Now that we use AWS EKS, these documents no longer apply.

Increasing or decreasing the node count of an existing pool is as easy as modifying the appropriate file in _infra/terraform and running tofu apply.

However, updating the default_node_pool node types requires special consideration.

Also, due to a limitation in terraform whereby the default_node_pool stanza is considered immutable, we have to "trick" terraform into allowing us to change the default_node_pool without it triggering a cluster rebuild.

See: https://pumpingco.de/blog/modify-aks-default-node-pool-in-terraform-without-redeploying-the-cluster/

(Note: We use slightly different steps to the article above to keep new node configuration in terraform)

Steps

  1. Define a node pool that will be the new default.

    Be sure to enable mode = "System" to allow system nodes to schedule on this pool.

    Note that the new pool name cannot be changed later.

    # _infra/terraform/glhf/azure-aks.tf
    resource "azurerm_kubernetes_cluster_node_pool" "new_default" {
      name                  = "newdefault"
      kubernetes_cluster_id = azurerm_kubernetes_cluster.aks_cluster.id
      vm_size              = "Standard_D4as_v6"
      node_count           = 4

      upgrade_settings {
        max_surge                     = "10%"
        drain_timeout_in_minutes      = 0
        node_soak_duration_in_minutes = 0
      }

      mode = "System"
    }

  2. Deploy the new node pool.

    tofu plan
    # Verify `tofu plan` diffs only include new node pool.
    tofu apply
    tip

    If you get a quota error, you may need to request Quota increases in the Azure Portal.

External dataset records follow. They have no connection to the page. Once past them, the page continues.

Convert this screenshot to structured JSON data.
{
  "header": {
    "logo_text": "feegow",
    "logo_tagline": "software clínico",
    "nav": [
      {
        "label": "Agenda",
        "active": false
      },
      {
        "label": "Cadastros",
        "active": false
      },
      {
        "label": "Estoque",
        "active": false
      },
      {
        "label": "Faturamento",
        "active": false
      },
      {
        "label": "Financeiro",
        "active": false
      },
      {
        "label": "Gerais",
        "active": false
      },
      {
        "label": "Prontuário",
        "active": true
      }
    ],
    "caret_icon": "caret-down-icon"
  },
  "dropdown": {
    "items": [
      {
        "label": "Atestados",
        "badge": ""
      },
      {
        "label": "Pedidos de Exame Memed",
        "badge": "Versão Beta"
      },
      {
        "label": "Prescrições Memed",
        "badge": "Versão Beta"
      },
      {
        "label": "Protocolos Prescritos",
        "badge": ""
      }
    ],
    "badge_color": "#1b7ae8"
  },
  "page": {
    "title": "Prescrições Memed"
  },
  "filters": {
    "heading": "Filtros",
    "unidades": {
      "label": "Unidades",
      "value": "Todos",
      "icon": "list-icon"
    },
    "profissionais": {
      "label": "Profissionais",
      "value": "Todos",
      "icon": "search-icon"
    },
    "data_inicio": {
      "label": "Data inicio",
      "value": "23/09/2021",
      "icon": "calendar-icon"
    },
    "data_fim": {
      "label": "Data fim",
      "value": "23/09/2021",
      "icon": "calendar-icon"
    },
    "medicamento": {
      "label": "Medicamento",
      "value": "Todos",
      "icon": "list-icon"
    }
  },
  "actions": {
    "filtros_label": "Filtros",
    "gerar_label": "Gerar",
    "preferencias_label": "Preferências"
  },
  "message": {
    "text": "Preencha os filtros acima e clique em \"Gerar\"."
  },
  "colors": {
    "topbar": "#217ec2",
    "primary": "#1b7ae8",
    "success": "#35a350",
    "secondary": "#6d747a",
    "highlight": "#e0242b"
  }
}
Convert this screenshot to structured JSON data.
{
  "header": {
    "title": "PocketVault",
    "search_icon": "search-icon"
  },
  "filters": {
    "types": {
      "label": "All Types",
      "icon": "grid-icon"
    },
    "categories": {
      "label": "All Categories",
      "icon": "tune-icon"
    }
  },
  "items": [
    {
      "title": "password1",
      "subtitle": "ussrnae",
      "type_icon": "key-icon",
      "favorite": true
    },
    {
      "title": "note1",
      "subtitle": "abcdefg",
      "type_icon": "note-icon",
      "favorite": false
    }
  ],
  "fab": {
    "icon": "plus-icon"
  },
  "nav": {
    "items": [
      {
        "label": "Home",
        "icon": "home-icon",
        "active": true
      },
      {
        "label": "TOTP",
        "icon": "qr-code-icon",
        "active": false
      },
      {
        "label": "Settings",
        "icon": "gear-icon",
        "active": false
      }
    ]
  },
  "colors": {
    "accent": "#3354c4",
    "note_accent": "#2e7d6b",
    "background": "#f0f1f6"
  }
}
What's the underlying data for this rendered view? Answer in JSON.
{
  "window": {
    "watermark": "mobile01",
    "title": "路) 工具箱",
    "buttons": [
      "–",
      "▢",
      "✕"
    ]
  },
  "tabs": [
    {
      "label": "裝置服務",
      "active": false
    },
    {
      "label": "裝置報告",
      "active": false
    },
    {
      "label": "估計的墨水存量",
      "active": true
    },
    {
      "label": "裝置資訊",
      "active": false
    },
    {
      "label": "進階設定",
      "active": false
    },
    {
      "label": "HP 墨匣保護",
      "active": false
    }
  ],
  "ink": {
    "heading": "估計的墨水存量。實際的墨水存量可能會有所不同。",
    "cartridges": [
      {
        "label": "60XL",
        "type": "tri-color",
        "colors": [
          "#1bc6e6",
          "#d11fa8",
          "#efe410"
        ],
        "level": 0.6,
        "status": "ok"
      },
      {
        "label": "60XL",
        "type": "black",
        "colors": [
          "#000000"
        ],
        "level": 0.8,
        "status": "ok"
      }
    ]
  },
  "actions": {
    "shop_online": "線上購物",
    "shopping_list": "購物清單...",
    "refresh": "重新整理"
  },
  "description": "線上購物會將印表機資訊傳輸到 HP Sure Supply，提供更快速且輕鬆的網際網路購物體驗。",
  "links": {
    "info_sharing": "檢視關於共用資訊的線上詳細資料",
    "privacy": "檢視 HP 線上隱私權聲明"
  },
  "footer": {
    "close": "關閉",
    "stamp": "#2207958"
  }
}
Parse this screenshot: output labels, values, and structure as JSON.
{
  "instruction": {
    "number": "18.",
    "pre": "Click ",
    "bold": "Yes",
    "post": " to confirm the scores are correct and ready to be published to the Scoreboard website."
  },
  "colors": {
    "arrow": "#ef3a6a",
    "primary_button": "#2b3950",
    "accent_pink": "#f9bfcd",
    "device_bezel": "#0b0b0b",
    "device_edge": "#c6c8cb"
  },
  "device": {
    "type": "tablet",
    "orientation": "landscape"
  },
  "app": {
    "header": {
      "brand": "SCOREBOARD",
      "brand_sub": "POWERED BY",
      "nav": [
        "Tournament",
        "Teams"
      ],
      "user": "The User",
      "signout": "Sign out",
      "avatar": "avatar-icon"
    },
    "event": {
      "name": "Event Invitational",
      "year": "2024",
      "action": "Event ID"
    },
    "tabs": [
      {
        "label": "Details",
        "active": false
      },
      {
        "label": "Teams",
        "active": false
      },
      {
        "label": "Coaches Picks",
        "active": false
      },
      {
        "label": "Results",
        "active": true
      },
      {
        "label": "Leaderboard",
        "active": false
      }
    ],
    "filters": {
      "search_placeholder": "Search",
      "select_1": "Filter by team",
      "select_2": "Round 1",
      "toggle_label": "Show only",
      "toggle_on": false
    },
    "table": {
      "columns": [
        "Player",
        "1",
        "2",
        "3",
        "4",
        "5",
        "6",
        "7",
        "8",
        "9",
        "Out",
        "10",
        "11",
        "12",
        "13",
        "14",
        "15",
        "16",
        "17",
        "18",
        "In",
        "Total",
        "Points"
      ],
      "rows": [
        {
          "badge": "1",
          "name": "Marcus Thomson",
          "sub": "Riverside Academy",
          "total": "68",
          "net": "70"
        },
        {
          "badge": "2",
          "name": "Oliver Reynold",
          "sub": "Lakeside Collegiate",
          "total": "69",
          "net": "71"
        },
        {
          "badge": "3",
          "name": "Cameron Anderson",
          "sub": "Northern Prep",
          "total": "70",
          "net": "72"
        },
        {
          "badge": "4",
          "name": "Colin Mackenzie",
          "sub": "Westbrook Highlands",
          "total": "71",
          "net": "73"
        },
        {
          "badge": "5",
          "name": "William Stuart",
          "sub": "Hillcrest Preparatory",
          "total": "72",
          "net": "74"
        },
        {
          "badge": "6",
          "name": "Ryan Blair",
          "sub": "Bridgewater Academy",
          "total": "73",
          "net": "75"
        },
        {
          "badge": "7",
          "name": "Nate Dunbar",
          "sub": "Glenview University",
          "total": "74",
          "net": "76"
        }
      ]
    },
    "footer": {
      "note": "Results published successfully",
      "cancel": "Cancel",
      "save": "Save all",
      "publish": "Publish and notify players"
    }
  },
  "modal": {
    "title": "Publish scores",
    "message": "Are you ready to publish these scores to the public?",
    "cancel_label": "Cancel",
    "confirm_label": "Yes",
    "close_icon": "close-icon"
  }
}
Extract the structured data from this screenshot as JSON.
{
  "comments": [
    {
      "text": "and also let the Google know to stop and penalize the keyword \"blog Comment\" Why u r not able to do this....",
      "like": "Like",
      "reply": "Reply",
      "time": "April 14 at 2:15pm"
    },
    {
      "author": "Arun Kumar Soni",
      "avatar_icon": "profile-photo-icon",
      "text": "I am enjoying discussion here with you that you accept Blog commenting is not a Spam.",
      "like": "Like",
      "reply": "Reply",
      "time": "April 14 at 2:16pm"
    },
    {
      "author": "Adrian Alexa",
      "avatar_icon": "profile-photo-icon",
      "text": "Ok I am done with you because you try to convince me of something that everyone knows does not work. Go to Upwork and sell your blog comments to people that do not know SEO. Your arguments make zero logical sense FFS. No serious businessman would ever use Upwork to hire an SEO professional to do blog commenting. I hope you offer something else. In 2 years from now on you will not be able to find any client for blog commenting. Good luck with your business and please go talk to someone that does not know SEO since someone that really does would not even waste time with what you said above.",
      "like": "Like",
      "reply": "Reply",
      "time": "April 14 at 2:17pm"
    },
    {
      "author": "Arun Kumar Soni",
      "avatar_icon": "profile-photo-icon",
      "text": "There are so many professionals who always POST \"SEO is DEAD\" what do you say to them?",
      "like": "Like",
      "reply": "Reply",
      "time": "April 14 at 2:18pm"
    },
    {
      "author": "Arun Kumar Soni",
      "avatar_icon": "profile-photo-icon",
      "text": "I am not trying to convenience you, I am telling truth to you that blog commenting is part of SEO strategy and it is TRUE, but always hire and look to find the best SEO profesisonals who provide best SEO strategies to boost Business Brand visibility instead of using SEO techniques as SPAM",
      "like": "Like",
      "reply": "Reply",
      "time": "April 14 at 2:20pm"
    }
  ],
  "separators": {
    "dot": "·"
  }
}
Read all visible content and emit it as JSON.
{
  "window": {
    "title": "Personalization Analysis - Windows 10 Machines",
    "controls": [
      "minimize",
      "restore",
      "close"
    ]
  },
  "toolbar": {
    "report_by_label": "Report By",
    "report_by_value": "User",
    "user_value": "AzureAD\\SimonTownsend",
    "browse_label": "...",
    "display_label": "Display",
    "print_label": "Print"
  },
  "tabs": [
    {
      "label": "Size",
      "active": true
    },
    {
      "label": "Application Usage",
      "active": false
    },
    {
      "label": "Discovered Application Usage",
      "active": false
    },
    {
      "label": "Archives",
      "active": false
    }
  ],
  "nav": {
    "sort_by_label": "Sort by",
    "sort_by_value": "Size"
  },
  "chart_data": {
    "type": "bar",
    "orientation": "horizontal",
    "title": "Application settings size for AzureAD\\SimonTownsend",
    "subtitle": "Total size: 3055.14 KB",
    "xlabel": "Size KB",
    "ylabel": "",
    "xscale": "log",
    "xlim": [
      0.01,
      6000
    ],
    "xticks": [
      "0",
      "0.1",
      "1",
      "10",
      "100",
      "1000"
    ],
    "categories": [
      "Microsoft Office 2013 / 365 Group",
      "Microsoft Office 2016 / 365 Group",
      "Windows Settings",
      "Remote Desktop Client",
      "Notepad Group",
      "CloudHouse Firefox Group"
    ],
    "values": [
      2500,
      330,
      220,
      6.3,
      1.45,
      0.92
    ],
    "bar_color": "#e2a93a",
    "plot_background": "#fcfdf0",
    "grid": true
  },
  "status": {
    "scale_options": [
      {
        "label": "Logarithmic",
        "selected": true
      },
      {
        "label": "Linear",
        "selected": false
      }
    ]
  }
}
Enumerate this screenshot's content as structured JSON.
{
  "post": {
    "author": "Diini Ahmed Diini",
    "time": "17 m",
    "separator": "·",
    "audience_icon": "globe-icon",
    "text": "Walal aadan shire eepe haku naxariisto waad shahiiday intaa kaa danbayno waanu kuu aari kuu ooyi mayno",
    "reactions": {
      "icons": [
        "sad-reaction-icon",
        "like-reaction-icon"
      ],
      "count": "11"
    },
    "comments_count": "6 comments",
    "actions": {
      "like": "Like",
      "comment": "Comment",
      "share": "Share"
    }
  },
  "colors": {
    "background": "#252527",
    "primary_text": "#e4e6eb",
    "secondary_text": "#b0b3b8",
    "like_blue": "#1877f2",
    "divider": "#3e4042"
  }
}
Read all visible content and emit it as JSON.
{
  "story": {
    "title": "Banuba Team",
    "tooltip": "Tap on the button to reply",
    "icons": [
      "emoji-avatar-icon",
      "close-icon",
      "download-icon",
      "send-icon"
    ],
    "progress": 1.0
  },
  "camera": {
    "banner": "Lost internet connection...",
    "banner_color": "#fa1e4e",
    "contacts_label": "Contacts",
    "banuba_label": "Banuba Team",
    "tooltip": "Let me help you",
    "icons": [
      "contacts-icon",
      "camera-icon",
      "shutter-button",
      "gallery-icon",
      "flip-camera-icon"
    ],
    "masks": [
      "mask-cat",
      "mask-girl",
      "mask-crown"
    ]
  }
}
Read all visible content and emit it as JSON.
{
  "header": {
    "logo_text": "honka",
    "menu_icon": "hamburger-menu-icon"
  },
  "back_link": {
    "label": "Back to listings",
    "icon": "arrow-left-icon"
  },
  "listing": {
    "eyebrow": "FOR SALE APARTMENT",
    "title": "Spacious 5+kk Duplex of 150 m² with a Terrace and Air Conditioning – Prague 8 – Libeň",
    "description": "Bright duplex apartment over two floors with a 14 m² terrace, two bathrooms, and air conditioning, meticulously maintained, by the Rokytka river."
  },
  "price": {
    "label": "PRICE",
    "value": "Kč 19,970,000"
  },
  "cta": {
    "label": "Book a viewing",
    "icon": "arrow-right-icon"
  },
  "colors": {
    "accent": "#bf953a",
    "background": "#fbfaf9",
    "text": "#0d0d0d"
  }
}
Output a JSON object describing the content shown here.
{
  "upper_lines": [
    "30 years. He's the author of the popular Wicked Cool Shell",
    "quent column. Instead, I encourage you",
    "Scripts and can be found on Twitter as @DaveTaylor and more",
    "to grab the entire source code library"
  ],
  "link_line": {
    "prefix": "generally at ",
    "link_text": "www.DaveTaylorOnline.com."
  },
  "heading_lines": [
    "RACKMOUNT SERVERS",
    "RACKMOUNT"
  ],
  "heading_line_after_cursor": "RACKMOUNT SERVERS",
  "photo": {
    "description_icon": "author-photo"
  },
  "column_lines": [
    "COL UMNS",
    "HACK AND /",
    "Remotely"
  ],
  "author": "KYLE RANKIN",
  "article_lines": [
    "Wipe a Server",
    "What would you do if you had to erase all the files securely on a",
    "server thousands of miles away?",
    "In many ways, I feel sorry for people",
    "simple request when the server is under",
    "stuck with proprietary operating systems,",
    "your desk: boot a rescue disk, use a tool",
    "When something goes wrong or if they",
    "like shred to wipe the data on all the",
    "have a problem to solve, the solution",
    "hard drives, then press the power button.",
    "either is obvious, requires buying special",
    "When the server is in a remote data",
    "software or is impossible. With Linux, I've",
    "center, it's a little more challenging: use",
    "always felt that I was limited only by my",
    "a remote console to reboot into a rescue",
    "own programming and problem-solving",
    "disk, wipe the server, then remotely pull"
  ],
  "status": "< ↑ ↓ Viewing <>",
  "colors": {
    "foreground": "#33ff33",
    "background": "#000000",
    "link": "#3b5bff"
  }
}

  3. Cordon then drain the old pool (replace default with the correct pool name)

    kubectl cordon -l agentpool=default
    # The following command should exit without errors after all nodes are successfully drained.
    kubectl drain -l agentpool=default --ignore-daemonsets --delete-emptydir-data

  4. Monitor the migration and wait for pods to gracefully terminate.

    # Use the :pods or :nodes views in k9s.
    # Wait for all non-daemon set pods to terminate and reschedule.
    # Hint: use shift-o to short by Node.
    k9s

  5. Delete the old node pool

    # This must be done with the Azure CLI to avoid terraform trying to rebuild the cluster.
    az aks nodepool delete --cluster-name glhf-aks-cluster --resource-group glhf-eastus-rg --name default

  6. Update the default_node_pool with the new node pool details, and remove the extra node pool definition.

    resource "azurerm_kubernetes_cluster" "aks_cluster" {
      # ... (same as previous)

      default_node_pool {
        # Update with new deetails
        name       = "newdefault"

        node_count = 4
        vm_size    = "Standard_D4as_v6"

        # ... (same as previous)
      }
      # ... (same as previous)
    }

    # Remove old definition for same pool.
    # resource "azurerm_kubernetes_cluster_node_pool" "new_default" {
    #   ...
    # }

  7. Manually tell terraform that we have "deleted" the resource we created.

    tofu state rm azurerm_kubernetes_cluster_node_pool.new_default

  8. Confirm tofu plan reflects no differences.

    tofu plan
    # ...
    # No changes. Your infrastructure matches the configuration.